= Novi magazin =

Novi magazin (Serbian Cyrillic: Нови магазин, English: New Magazine) is a Serbian-language weekly print news magazine headquartered in Belgrade. It features original articles on social, economic, and political topics, with the editorial policy described as "moderately critical [of the Serbian government] and pro-European". The magazine was founded in 2011.

The chairman and editor-in-chief is Nadežda Gaće, a journalist who served as the president of Independent Journalist Association of Serbia (Nezavisno udruženje novinara Srbije – NUNS). Deputy editor-in-chief is Mijat Lakićević.

The magazine was established with financial help from Miroslav Bogićević, a businessman who owns an array of Serbian companies, most notably Farmakom. Before establishing Novi magazin, Bogićević unsuccessfully tried to purchase the major political magazine NIN. Nadežda Gaće is registered as the sole owner in the Serbian Business Registers Agency.

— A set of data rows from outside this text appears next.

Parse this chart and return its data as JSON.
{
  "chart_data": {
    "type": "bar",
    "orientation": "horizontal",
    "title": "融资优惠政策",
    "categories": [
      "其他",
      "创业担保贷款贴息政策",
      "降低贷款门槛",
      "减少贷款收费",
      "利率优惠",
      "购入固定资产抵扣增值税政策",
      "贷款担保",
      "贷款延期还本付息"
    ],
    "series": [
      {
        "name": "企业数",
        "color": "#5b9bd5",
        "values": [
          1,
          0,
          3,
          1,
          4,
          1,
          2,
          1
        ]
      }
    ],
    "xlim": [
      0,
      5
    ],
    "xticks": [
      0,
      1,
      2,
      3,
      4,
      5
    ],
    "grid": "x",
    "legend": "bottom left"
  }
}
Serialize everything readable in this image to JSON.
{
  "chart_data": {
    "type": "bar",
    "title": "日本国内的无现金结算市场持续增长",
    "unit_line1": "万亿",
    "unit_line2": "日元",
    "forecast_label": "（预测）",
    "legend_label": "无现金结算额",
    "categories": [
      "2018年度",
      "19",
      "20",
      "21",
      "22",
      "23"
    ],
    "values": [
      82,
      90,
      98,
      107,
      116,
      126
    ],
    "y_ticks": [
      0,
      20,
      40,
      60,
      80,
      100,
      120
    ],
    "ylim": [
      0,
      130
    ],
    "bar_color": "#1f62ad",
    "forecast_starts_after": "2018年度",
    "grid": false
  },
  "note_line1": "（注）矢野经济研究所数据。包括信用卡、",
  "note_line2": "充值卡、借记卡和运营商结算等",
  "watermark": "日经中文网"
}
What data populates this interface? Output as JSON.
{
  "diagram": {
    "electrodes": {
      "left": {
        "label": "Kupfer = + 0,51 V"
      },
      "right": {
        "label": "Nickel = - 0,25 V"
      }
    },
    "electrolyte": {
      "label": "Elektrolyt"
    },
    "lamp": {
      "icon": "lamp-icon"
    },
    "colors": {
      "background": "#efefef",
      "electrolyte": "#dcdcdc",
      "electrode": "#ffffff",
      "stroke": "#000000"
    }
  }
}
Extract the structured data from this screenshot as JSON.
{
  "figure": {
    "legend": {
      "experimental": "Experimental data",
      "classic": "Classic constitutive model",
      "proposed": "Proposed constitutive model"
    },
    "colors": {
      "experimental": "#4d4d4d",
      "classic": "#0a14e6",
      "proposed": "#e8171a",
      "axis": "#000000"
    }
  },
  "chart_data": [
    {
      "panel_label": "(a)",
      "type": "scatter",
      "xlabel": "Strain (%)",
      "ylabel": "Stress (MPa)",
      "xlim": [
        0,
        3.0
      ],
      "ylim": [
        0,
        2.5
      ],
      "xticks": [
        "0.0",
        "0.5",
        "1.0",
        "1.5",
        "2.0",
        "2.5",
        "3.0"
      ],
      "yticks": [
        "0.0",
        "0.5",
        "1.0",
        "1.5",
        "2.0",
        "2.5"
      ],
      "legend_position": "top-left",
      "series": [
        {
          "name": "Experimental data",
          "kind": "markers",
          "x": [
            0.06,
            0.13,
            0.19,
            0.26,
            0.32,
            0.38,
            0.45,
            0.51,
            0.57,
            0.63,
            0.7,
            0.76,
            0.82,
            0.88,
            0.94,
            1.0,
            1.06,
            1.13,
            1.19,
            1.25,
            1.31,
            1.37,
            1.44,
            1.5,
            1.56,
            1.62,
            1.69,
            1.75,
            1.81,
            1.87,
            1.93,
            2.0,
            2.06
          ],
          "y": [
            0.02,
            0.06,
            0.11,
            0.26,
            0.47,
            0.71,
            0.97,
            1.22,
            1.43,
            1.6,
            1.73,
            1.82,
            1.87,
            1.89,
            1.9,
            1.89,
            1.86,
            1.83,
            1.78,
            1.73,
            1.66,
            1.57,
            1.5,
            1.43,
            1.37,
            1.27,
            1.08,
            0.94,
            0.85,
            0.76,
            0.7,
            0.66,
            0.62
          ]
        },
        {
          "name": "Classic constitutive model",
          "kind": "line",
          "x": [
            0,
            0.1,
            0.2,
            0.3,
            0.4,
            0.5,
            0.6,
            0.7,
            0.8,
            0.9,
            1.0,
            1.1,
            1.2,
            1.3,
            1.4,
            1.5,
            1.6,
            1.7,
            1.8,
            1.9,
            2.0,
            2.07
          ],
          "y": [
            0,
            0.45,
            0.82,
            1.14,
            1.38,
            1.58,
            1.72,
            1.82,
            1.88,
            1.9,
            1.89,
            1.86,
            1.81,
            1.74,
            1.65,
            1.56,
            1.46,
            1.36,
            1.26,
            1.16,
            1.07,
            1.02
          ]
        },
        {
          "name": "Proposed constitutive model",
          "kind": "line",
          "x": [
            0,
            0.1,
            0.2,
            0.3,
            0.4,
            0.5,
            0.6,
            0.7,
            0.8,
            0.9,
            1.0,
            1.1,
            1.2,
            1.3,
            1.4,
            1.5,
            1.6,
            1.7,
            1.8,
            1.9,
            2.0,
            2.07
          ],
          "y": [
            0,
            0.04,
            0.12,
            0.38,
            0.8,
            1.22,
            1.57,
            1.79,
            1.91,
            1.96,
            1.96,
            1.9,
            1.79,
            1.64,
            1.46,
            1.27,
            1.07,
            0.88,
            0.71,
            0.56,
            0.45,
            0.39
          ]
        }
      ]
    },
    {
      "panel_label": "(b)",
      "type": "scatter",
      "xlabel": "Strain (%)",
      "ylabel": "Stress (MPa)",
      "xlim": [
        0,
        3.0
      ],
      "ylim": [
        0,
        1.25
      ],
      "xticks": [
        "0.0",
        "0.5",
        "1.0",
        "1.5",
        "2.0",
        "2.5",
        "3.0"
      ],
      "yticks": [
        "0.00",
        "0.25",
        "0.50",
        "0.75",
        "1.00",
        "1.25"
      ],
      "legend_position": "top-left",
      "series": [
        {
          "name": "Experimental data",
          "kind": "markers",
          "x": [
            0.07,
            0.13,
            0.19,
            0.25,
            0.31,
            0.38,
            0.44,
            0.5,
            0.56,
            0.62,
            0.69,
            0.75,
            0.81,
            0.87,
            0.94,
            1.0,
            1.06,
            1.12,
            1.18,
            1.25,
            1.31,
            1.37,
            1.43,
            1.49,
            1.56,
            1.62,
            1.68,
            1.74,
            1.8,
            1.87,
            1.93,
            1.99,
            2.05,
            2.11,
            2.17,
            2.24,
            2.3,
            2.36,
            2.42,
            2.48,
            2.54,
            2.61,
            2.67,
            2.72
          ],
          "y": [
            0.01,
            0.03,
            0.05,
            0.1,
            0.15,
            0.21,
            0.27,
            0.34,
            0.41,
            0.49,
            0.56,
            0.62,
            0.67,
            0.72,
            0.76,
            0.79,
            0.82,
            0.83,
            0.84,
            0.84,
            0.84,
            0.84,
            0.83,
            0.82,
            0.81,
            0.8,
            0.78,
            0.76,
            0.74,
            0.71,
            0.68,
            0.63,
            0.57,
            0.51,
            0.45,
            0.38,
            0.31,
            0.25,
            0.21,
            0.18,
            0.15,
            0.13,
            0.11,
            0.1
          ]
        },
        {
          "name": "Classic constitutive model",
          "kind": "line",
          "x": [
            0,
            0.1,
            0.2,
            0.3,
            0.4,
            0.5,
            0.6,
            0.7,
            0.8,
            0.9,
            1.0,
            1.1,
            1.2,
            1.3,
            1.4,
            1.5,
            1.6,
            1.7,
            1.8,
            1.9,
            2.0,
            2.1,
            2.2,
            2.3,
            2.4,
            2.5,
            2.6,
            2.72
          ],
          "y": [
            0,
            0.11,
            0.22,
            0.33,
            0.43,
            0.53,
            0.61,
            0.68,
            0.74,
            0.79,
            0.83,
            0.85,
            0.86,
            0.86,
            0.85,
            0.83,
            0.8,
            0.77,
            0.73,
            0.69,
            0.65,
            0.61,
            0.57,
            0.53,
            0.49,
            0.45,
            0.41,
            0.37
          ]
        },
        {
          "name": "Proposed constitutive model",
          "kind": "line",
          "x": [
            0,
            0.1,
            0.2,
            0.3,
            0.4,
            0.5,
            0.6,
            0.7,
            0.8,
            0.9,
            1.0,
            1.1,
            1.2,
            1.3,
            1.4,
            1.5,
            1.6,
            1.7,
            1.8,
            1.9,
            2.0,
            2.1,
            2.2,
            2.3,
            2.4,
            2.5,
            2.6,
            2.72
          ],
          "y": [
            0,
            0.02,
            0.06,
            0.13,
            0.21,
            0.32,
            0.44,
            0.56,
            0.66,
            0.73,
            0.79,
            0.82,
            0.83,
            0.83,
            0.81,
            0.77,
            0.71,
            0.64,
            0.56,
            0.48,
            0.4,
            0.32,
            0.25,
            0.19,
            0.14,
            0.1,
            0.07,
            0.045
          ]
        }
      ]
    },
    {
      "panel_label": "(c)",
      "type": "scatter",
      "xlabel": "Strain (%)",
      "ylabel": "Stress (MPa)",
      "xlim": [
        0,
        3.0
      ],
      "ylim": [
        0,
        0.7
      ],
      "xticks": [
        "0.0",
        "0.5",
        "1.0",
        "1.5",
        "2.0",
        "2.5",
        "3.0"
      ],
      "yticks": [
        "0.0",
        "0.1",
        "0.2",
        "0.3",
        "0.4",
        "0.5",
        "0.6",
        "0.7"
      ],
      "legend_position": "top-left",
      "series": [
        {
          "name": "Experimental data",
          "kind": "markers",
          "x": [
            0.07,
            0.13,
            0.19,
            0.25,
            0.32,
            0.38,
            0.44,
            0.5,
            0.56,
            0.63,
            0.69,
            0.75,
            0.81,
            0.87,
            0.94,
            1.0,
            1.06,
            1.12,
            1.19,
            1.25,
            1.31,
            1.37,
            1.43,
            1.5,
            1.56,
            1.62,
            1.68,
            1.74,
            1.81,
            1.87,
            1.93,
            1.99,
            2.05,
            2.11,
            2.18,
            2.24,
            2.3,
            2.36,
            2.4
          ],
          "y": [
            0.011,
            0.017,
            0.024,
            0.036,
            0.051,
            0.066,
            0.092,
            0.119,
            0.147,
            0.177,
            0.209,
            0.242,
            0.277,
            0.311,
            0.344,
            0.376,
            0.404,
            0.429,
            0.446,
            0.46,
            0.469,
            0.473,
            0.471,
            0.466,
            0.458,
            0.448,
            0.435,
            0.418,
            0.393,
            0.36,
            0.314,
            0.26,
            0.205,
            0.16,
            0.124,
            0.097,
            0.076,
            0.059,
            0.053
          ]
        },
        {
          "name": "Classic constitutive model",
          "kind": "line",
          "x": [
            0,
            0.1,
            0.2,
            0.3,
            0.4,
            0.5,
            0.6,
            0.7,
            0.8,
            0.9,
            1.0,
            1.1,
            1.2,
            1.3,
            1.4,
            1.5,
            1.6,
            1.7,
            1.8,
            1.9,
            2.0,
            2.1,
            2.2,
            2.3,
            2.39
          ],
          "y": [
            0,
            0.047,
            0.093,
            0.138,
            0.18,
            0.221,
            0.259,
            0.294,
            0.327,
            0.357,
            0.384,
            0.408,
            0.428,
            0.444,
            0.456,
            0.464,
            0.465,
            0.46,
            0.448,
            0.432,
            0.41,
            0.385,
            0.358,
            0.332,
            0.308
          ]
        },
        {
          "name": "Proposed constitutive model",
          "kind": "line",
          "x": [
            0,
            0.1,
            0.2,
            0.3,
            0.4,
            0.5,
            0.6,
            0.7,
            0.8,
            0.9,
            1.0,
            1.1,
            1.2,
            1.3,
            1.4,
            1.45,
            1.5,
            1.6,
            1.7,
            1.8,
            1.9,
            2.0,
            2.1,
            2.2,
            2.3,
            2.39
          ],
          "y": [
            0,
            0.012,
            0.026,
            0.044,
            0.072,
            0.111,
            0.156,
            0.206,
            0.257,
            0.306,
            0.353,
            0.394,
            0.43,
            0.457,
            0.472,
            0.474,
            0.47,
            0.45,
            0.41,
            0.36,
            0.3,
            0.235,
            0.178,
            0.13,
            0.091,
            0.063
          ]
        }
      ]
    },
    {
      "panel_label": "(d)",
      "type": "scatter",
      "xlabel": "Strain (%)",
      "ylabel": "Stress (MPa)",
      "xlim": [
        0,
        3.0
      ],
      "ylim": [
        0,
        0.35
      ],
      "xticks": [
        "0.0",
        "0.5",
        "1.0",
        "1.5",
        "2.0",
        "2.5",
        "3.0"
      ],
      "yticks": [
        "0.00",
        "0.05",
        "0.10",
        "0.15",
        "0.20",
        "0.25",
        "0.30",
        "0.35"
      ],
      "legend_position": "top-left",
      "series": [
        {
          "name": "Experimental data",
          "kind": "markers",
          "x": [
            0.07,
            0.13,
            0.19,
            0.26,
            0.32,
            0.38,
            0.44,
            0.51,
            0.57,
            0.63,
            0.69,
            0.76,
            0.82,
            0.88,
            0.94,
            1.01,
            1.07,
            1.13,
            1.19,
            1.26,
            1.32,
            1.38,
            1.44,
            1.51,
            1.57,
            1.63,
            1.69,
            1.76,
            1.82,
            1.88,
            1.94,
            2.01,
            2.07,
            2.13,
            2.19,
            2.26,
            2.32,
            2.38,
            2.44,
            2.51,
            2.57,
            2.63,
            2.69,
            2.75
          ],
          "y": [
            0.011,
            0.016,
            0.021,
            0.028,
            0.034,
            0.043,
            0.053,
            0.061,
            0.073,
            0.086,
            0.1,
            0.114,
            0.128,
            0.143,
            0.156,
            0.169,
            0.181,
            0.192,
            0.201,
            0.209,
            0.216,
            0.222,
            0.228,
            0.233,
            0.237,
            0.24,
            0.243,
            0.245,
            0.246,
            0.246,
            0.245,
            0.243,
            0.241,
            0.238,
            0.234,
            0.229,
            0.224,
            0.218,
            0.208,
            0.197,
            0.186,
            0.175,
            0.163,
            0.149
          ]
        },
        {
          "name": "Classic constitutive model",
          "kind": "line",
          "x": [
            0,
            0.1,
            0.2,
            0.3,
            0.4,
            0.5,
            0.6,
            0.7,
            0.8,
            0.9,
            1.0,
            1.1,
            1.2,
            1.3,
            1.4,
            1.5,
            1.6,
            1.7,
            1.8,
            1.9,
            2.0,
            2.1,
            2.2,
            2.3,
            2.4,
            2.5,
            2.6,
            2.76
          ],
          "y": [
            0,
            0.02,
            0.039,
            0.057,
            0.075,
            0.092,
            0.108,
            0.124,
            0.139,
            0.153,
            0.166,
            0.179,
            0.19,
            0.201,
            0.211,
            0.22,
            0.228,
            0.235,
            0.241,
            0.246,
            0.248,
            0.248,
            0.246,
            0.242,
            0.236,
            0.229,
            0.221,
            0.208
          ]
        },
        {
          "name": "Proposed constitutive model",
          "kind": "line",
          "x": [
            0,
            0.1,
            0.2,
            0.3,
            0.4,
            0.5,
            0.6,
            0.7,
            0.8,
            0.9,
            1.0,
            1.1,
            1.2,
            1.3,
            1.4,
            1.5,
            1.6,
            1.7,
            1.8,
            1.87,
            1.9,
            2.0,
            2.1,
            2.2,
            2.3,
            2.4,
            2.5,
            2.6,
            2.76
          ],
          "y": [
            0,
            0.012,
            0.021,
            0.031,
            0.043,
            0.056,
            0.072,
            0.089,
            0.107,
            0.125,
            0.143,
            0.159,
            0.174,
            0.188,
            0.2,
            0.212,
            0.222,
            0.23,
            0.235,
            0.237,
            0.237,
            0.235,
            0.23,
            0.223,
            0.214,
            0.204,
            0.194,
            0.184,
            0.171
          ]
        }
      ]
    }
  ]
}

News desk of the magazine includes Marija Kolaković, Đurađ Šimić and Miša Brkić. Regular columnists are Dimitrije Boarov, Vladimir Gligorov and Momčilo Pantelić. A novelist Marija Sajkas is a regular contributor from the U.S.

== Awards ==
- In 2011, the Erste Bank EU Office in cooperation with the Office of the EU Delegation to Serbia and the European Integration Office of the Government of the Republic of Serbia awarded the prize for the best newspaper report on the European integration process in Serbia to Danica Čigoja of Novi magazin.